“Sono salvo solo grazie ai Carabinieri di Mistretta”. Inizia così la drammatica testimonianza di un cittadino di Castel di Lucio, Pippo Giordano, che ha voluto inviare una lettera al Presidente della Repubblica, Sergio Mattarella e al Comandante Generale dell’Arma dei Carabinieri, Teo Luzi, nella quale racconta il valoroso gesto compiuto da due Carabinieri del Nucleo Operativo del Comando Compagnia Carabinieri di Mistretta, che, sprezzanti del pericolo, nel corso dell’incendio che ha interessato e devastato il territorio di Castel di Lucio, la notte tra il 4 e il 5 agosto scorso, hanno messo a repentaglio la loro vita per salvare la sua e quella di alcuni suoi familiari.
“ …l’incendio – scrive Giordano – stava arrivando al confine della mia proprietà, le fiamme, alte già decine di metri, lambivano gli alberi di cinta del mio giardino e il fumo causava scarsa visibilità e reso l’aria irrespirabile. Io, mia moglie, mio fratello e mio genero stavamo, con alcuni tubi, bagnando gli alberi e le piante sul confine e, tra le urla di disperazione della gente, ad un certo punto, ho sentivo ed ho riconosciuto le voci delle mie figlie che urlavano a squarciagola “Aiuto”.
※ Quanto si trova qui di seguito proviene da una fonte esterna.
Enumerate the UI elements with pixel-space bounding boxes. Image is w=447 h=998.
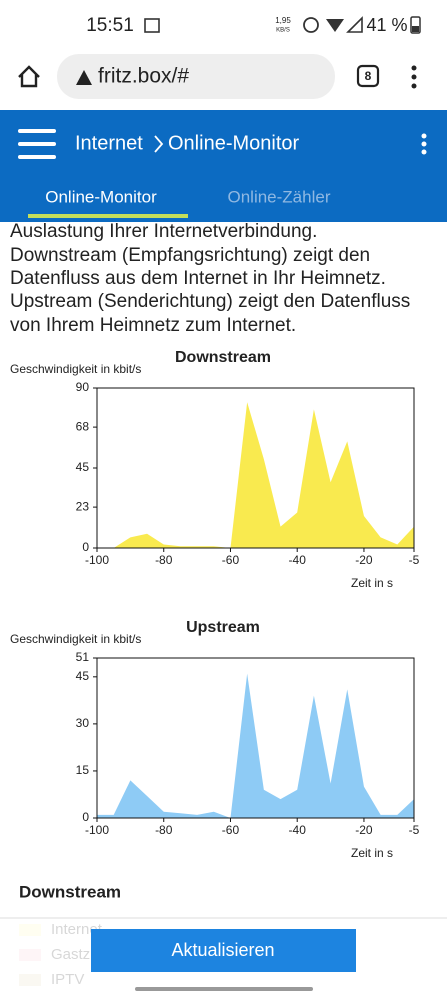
url-bar[interactable] xyxy=(57,54,335,99)
section-heading: Downstream xyxy=(19,882,121,901)
x-tick-label: -80 xyxy=(155,553,173,567)
plot-frame xyxy=(96,657,415,819)
net-speed-unit: KB/S xyxy=(276,28,290,34)
tab-inactive[interactable]: Online-Zähler xyxy=(228,187,331,206)
y-tick-label: 30 xyxy=(76,716,90,730)
status-bar xyxy=(0,0,447,50)
y-tick-label: 51 xyxy=(76,650,90,664)
x-tick-label: -20 xyxy=(355,823,373,837)
y-tick-label: 0 xyxy=(82,540,89,554)
calendar-icon xyxy=(144,18,160,33)
url: fritz.box/# xyxy=(98,65,189,88)
y-tick-label: 15 xyxy=(76,763,90,777)
y-tick-label: 23 xyxy=(76,499,90,513)
x-tick-label: -20 xyxy=(355,553,373,567)
chart-title: Downstream xyxy=(175,349,271,366)
breadcrumb-chevron xyxy=(154,135,164,153)
breadcrumb-section[interactable]: Internet xyxy=(75,132,143,154)
x-tick-label: -80 xyxy=(155,823,173,837)
x-tick-label: -60 xyxy=(222,553,240,567)
y-tick-label: 68 xyxy=(76,419,90,433)
home-button[interactable] xyxy=(18,65,40,88)
alarm-icon xyxy=(303,17,319,33)
tab-indicator xyxy=(28,214,188,218)
battery-icon xyxy=(410,16,421,34)
content: Auslastung Ihrer Internetverbindung. Dow… xyxy=(10,221,410,901)
x-tick-label: -100 xyxy=(85,553,109,567)
tab-active[interactable]: Online-Monitor xyxy=(45,187,157,206)
y-tick-label: 45 xyxy=(76,460,90,474)
chart: Downstream Geschwindigkeit in kbit/s Zeit … xyxy=(10,349,420,590)
x-axis-label: Zeit in s xyxy=(351,576,393,590)
y-axis-label: Geschwindigkeit in kbit/s xyxy=(10,632,141,646)
net-speed: 1,95 xyxy=(275,16,291,25)
tab-switcher[interactable] xyxy=(356,64,380,88)
battery-level xyxy=(412,26,419,32)
area xyxy=(97,673,414,818)
x-tick-label: -40 xyxy=(289,823,307,837)
warning-icon xyxy=(76,70,92,85)
intro-line: Auslastung Ihrer Internetverbindung. xyxy=(10,221,317,242)
x-tick-label: -5 xyxy=(409,823,420,837)
wifi-icon xyxy=(326,19,344,32)
gesture-bar xyxy=(135,987,313,991)
clock: 15:51 xyxy=(86,15,134,36)
battery-text: 41 % xyxy=(366,15,407,35)
chart: Upstream Geschwindigkeit in kbit/s Zeit in… xyxy=(10,619,420,860)
intro-line: Downstream (Empfangsrichtung) zeigt den xyxy=(10,245,370,266)
breadcrumb-page: Online-Monitor xyxy=(168,132,300,154)
tab-count: 8 xyxy=(365,69,372,83)
y-tick-label: 45 xyxy=(76,669,90,683)
x-tick-label: -60 xyxy=(222,823,240,837)
y-tick-label: 0 xyxy=(82,810,89,824)
charts: Downstream Geschwindigkeit in kbit/s Zeit … xyxy=(10,349,420,860)
signal-icon xyxy=(346,16,363,33)
refresh-button[interactable] xyxy=(91,929,356,972)
chart-title: Upstream xyxy=(186,619,260,636)
y-axis-label: Geschwindigkeit in kbit/s xyxy=(10,362,141,376)
intro-line: Upstream (Senderichtung) zeigt den Daten… xyxy=(10,291,410,312)
y-tick-label: 90 xyxy=(76,380,90,394)
hamburger-menu[interactable] xyxy=(18,129,56,159)
x-tick-label: -40 xyxy=(289,553,307,567)
header-menu[interactable] xyxy=(421,133,427,155)
intro-line: von Ihrem Heimnetz zum Internet. xyxy=(10,315,296,336)
x-axis-label: Zeit in s xyxy=(351,846,393,860)
intro-line: Datenfluss aus dem Internet in Ihr Heimn… xyxy=(10,268,386,289)
refresh-button-label: Aktualisieren xyxy=(171,940,274,960)
area xyxy=(97,402,414,548)
x-tick-label: -100 xyxy=(85,823,109,837)
x-tick-label: -5 xyxy=(409,553,420,567)
app-header xyxy=(0,110,447,222)
browser-menu[interactable] xyxy=(411,65,417,89)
Dopo alcuni minuti, ho sentito a gran voce chiamare il mio nome, ma in quel momento, mentre vedevo bruciare i sacrifici di una vita, e nonostante le alte fiamme mi avessero quasi raggiunto, ho ignorato il richiamo e, insieme ai miei familiari, abbiamo continuato a gettare acqua sugli alberi e sulla tettoia in legno a ridosso della casa posto immediatamente sotto gli alberi. Qualcuno, che non sono riuscito ad identificare dalla voce, continuava a chiamarmi urlando il mio cognome, ma ero troppo preso dall’affannoso tentativo di salvare casa mia per rispondere.
Ad un tratto mi sono sentito afferrare per un braccio e sono stato trascinato con forza da due persone estranee, che, dopo poco, ho riconosciuto: erano due carabinieri in abiti civili, due marescialli in servizio presso il Nucleo Operativo di Mistretta. Gli stessi trascinandomi via, hanno costretto me e i miei familiari ad abbandonare l’abitazione con le nostre autovetture poiché le fiamme, oramai indomabili, avevano preso il sopravvento sulle conifere che ci sovrastavano.
I due Carabinieri sono rimasti a presidiare la strada che porta all’ingresso della mia abitazione. Ciò nonostante, dopo aver messo in sicurezza mia moglie e le mie figlie, io e mio fratello, abbiamo deciso – oggi dico con sconsideratezza – di ritornare dentro casa per cercare di salvare il salvabile, ed eludendo i due militari, sfruttando il buio, insieme mio fratello, siamo entrati da un ingresso secondario.
Ormai le fiamme lambivano la tettoia e avevano chiuso uno dei due viottoli che portano all’uscita carrabile. E’ stato mio genero, che temendo per la nostra vita a causa del gesto sconsiderato dettato dalla disperazione che stavamo compiendo, ad avvisare i due carabinieri del fatto che io e mio fratello eravamo tornati nel cortile di casa sfruttando un altro ingresso. I militari ci hanno più volte urlato di uscire e, non ottenendo risposta, nonostante le fiamme oramai avessero raggiunto la casa, e la coltre di fumo reso l’aria irrespirabile e azzerato la visibilità, non hanno esitato a rientrare nel cortile della casa e a trascinarci fuori nuovamente. Eravamo in uno stato confusionale, come storditi.
A quel punto i Carabinieri ci hanno fatto salire sulla loro autovettura di servizio, ci hanno messo al riparo dove ci stavano attendendo i nostri familiari. Solo lì, dopo aver riabbracciato mia moglie e le mie figlie, ho realizzato che con il nostro gesto, seppur dettato dalla disperazione, avevamo rischiato tanto mettendo a repentaglio la nostra vita e quella dei due carabinieri. Se non ci fossero stati questi due “angeli”, credo che oggi non sarei qui a scriverVi” – conclude Giordano.